The Royal College of Surgeons in Ireland

Royal College of Surgeons in Ireland

Royal College of Surgeons in Ireland

The Royal College of Surgeons in Ireland, a large medical school to train doctors and surgeons, has stood on St Stephen’s Green, Dublin for over 200 years.

On Tuesday the 25th April 1916, the nationalist rebels were forced to flee under heavy machine gun fire from St Stephen’s Green Park to the nearby large, imposing medical school.

Countess Constance Markievicz had managed to gain access to the college by threatening the college porter with her gun. He and his family were locked up in their quarters as Commandant Michael Mallin’s company took over the building. They put snipers up on the roof and raised the Irish tricolour flag.

The medical college was closed for the Easter holidays so there was very little food or supplies in the building. Commandant Mallin, a former British soldier who had served in India, organised his garrison in an orderly military fashion. The garrison however came under immense fire as the British moved three heavy machine guns and gunners on to nearby roofs to attack them.

Desperately short of food, Nellie Gifford and the other women in the garrison kept up a constant search to find new food supplies, raiding nearby buildings.

Margaret Skinnider was shot during an attempt to disable a nearby British machine gun post and was brought back to the college for medical treatment for her wounds.

As the situation worsened, Chris Caffrey and Nellie Gifford were dispatched to the Jacob’s Biscuits factory to request much needed food and ammunition supplies for their garrison.

A cache of sixty rifles belonging to the college’s Officer Training Corps was found in the college, but the exhausted and hungry men and women in the garrison were under constant heavy attack from the surrounding British forces.

On Sunday morning, 30th April, Nurse Elizabeth O’Farrell – carrying a white flag – came to the college with orders from Britain’s General Lowe and the surrender order signed by Padraig Pearse and James Connolly. She told them that the GPO had fallen and that they must agree to surrender.

With heavy hearts and great reluctance, Michael Mallin and Countess Constance Markievicz agreed to surrender. They took down the Irish flag from the college roof and hid it inside Margaret Skinnider’s coat before she was transported by ambulance to a nearby hospital.
As they left the college building, Major De Courcy Wheeler could not believe such a small group had manged to withstand such heavy attack from his forces.

A hostile crowd jeered and taunted them as they were marched through the streets to Richmond Barracks, led by Michael Mallin.

St. Stephen’s Green

St. Stephen's GreenMany visitors to Dublin’s beautiful city centre park are unaware that it too played a part in the 1916 Rising.

On Easter Monday the 24th of April 1916, Michael Mallin’s company, made up mostly of the men and women of the Irish Citizen Army, marched from Liberty Hall through the city streets to St Stephen’s Green, the large 22 acre public park located in the very heart of Dublin city.

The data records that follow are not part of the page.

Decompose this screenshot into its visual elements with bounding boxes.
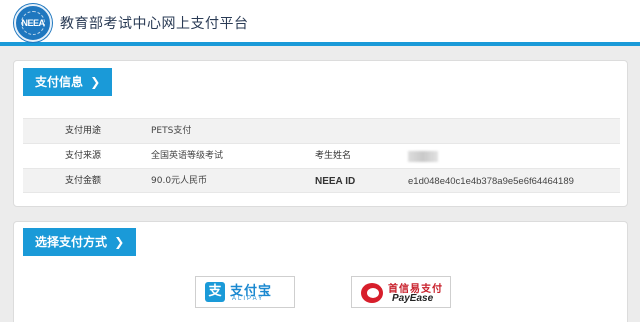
alipay-logo-icon: 支 bbox=[205, 282, 225, 302]
payment-method-heading-label: 选择支付方式 bbox=[35, 235, 108, 249]
site-title: 教育部考试中心网上支付平台 bbox=[60, 16, 249, 32]
logo-text: NEEA bbox=[21, 18, 45, 28]
payment-info-panel: 支付信息 ❯ 支付用途 PETS支付 支付来源 全国英语等级考试 考生姓名 支付… bbox=[13, 60, 628, 207]
site-header: NEEA 教育部考试中心网上支付平台 bbox=[0, 0, 640, 46]
neea-id-label: NEEA ID bbox=[315, 176, 356, 187]
payease-button[interactable]: 首信易支付 PayEase bbox=[351, 276, 451, 308]
payment-amount-value: 90.0元人民币 bbox=[151, 176, 208, 186]
candidate-name-redacted bbox=[408, 151, 438, 162]
candidate-name-label: 考生姓名 bbox=[315, 151, 352, 161]
payease-subtitle: PayEase bbox=[392, 293, 434, 304]
neea-id-value: e1d048e40c1e4b378a9e5e6f64464189 bbox=[408, 176, 574, 187]
payment-method-heading: 选择支付方式 ❯ bbox=[23, 228, 137, 256]
payment-source-value: 全国英语等级考试 bbox=[151, 151, 224, 161]
table-row: 支付用途 PETS支付 bbox=[23, 118, 620, 143]
payease-logo-icon bbox=[361, 283, 383, 303]
payment-amount-label: 支付金额 bbox=[65, 176, 102, 186]
payment-purpose-value: PETS支付 bbox=[151, 126, 192, 136]
table-row: 支付金额 90.0元人民币 NEEA ID e1d048e40c1e4b378a… bbox=[23, 168, 620, 193]
payment-info-heading-label: 支付信息 bbox=[35, 75, 84, 89]
payment-info-table: 支付用途 PETS支付 支付来源 全国英语等级考试 考生姓名 支付金额 90.0… bbox=[23, 118, 620, 193]
payment-purpose-label: 支付用途 bbox=[65, 126, 102, 136]
payment-info-heading: 支付信息 ❯ bbox=[23, 68, 113, 96]
chevron-right-icon: ❯ bbox=[114, 235, 125, 249]
payment-source-label: 支付来源 bbox=[65, 151, 102, 161]
alipay-subtitle: ALIPAY bbox=[232, 296, 265, 302]
table-row: 支付来源 全国英语等级考试 考生姓名 bbox=[23, 143, 620, 168]
alipay-button[interactable]: 支 支付宝 ALIPAY bbox=[195, 276, 295, 308]
chevron-right-icon: ❯ bbox=[90, 75, 101, 89]
neea-logo-icon[interactable]: NEEA bbox=[14, 4, 52, 42]
payment-method-panel: 选择支付方式 ❯ 支 支付宝 ALIPAY 首信易支付 PayEase bbox=[13, 221, 628, 322]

The former resident’s park had reopened to the public in 1888 following the generosity of Arthur Guinness-Lord Ardilaun, who had it re-designed, creating a lake, waterfall and large herbaceous borders.

On that warm sunny Easter bank holiday Monday, the park was filled with families and visitors, who were ordered by the rebels in the name of the Republic, to leave the park immediately. The park superintendent refused to leave as he wanted to take care of the park’s water fowl.

St. Stephen's Green aerial viewCountess Markievicz arrived in her car to inspect the garrison and Commandant Michael Mallin asked her to stay as he needed sharp shooters and she was an excellent shot. She was his second-in-command.

A Red Cross station run by Madeline Ffrench-Mullen was set up in in the bandstand for the wounded and the glass house and pavilions were used for the wounded and as an army kitchen. They dug trenches and set up barricades around the roads outside of the park. There was some firing, but as night fell it began to rain and the garrison tried to find shelter to sleep.

In the early hours of Tuesday morning, they came under heavy attack from British machine gunners located up on the roof of the Shelbourne Hotel, which under cover of darkness had been taken over by the British army who had positioned a heavy machine gun there.

The park provided little cover for the rebels from such an onslaught of firing. A number of men died, some were wounded. Commandant Mallin tried to carry some of his men to safety. Realising that their position was far too open and untenable he gave the order to evacuate St Stephen’s Green.

Countess Markievicz sculptureCountess Markievicz led a party to the nearby Royal College of Surgeons, the large medical school on the west side of the park and they managed to gain entry there. As the whistle sounded, the men and women under his command fled to the safety of the college building. They left their dead in the park and much of their supplies as they escaped under intense enemy machine gun fire.

During the week of the Rising both the British soldiers and the Rebels agreed to a twice daily truce or cease fire to enable the ducks, swans and birds to be fed and to swim and dabble in the water.

In St Stephen’s Green there is a statue of Countess Markievicz. Information panels to mark the Centenary of 1916 Rising were unveiled in March 2016.